His central idea was directly inspired by the Soberón sculpture: his aim “to bring to life John Lennon’s thoughts and the group’s work” circa 1960-70s, seeking a way to bridge both the international and local theme of the work; maybe Lennon was never in Havana, but he is now. “I tried to treat the theme of the sculpture as a learning process. Sculptures aren’t for touching, they’re for looking at and appreciating. So you look, close your eyes, let the image enter your mind and dream of it. This is what I felt.”

The result is what he describes as a “synthesized collection of aspects of Lennon’s life, using humor (never far from Abril’s choreography; nor is surprise) alongside sentiment and a touch of romance. All in a 15-minute piece.” He didn’t intend El Soñador to be an in-depth study of the four musicians’ well-publicized conflicts; instead he chose to define one definite personality - Lennon and his pacifist thinking - whilst the other three dancers would represent an amalgam of the remaining three Beatles.

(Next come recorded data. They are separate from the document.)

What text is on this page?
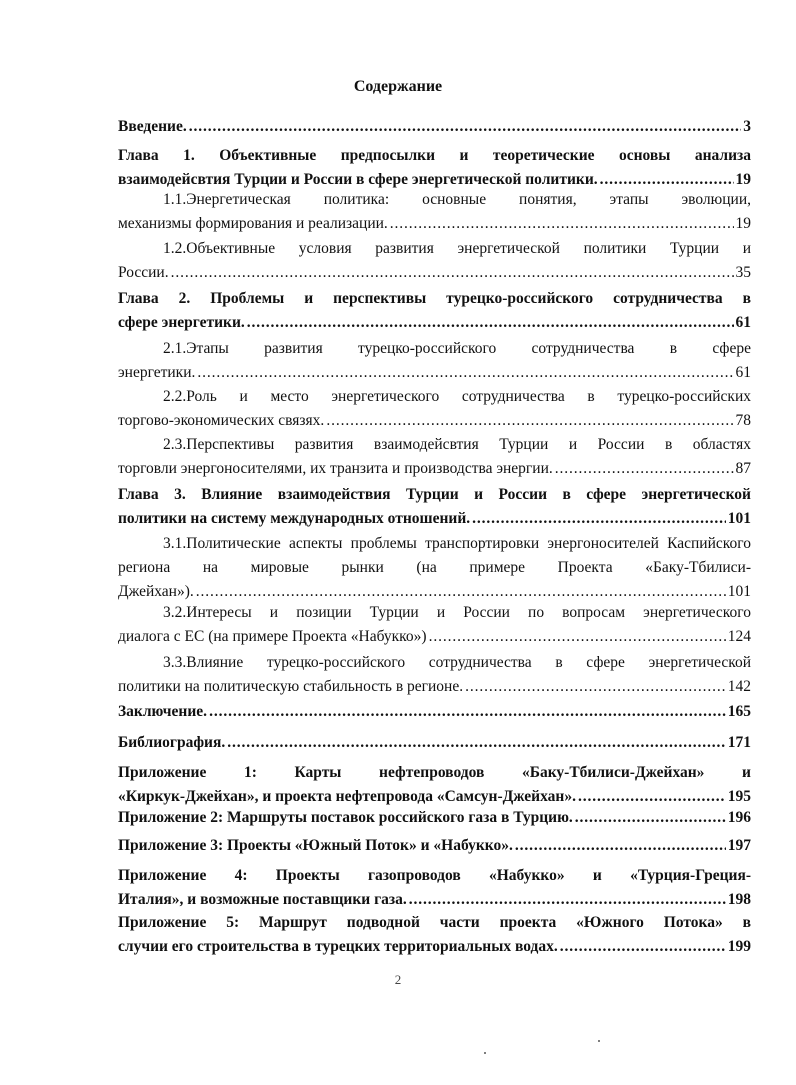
Содержание
Введение. . . .	3
Глава 1. Объективные предпосылки и теоретические основы анализа
взаимодейсвтия Турции и России в сфере энергетической политики. . . .	19
1.1.Энергетическая политика: основные понятия, этапы эволюции,
механизмы формирования и реализации. . . .	19
1.2.Объективные условия развития энергетической политики Турции и
России. . . .	35
Глава 2. Проблемы и перспективы турецко-российского сотрудничества в
сфере энергетики. . . .	61
2.1.Этапы развития турецко-российского сотрудничества в сфере
энергетики. . . .	61
2.2.Роль и место энергетического сотрудничества в турецко-российских
торгово-экономических связях. . . .	78
2.3.Перспективы развития взаимодейсвтия Турции и России в областях
торговли энергоносителями, их транзита и производства энергии. . . .	87
Глава 3. Влияние взаимодействия Турции и России в сфере энергетической
политики на систему международных отношений. . . .	101
3.1.Политические аспекты проблемы транспортировки энергоносителей Каспийского региона на мировые рынки (на примере Проекта «Баку-Тбилиси-
Джейхан»). . . .	101
3.2.Интересы и позиции Турции и России по вопросам энергетического
диалога с ЕС (на примере Проекта «Набукко») . . .	124
3.3.Влияние турецко-российского сотрудничества в сфере энергетической
политики на политическую стабильность в регионе. . . .	142
Заключение. . . .	165
Библиография. . . .	171
Приложение 1: Карты нефтепроводов «Баку-Тбилиси-Джейхан» и
«Киркук-Джейхан», и проекта нефтепровода «Самсун-Джейхан». . . .	195
Приложение 2: Маршруты поставок российского газа в Турцию. . . .	196
Приложение 3: Проекты «Южный Поток» и «Набукко». . . .	197
Приложение 4: Проекты газопроводов «Набукко» и «Турция-Греция-
Италия», и возможные поставщики газа. . . .	198
Приложение 5: Маршрут подводной части проекта «Южного Потока» в
случии его строительства в турецких территориальных водах. . . .	199
2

The biggest challenge of all was that he had just one week to mount the performance - the premiere was November 8, 2001, as part of the concert marking Lennon’s death. Even on the night the piece lacked a final title.

After the concert, where the ballet received the praise of Arts Minster Abel Prieto, it was decided it should be included in the company’s repertoire, in its new season beginning January 2002.


Although El Soñador only lasts 15 minutes, it manages to convey the spirit of the times it represents and the Beatles’ trajectory in an extremely moving and concise way. The piece revolves around a park bench, paying homage to its inspiration; it unfolds like a series of black and white photos of four dark-suited “mop-tops” in a versatile display of agility and emotions, highlighting the excellent technique of the four dancers (Alain Rivero, Julio César Iglesias, Dianko Carralero, Nilder Santos).

Abril has chosen the music well. Instead of taking the easy route and using well-known Beatles music, he opts for his “element of surprise”, using two little-known numbers and - taking the “beat” generation aspect of the Beatles - some Brubeck jazz which he says gave him the feeling of Lennon’s ideas and rebellious stance. Recalling the group’s flirtation with Indian philosophy he also includes a piece of Hindu music. Particularly enjoyable is the “Lady Madonna” freeze-framed sequence, a pastiche of their swift rise to fame. Drawing on images from the Abbey Road album cover and reminiscent of the wacky surrealism of the Liverpool Lads’ first film A Hard Day’s Night (by Dick Lester), it exposes the show business razzle-dazzle they were subjected to.

The inevitable tensions and Lennon’s subsequent withdrawal are poignantly conveyed but not dwelt on in a touching finale that utilizes well the four dancers’ dance and acting skills.


Over the next few months the Cuban Contemporary Dance current season’s program can be seen in three theaters in the capital: the Mella, the Nacional and the Gran Teatro’s Garcia Lorca auditorium.

Premieres and other popular works by both Cuban and invited foreign choreographers are included. In May they tour the island with the Concert for Peace performances, whose unified theme, like the Lennon sculpture, transcends the boundaries of the local to reach the universal.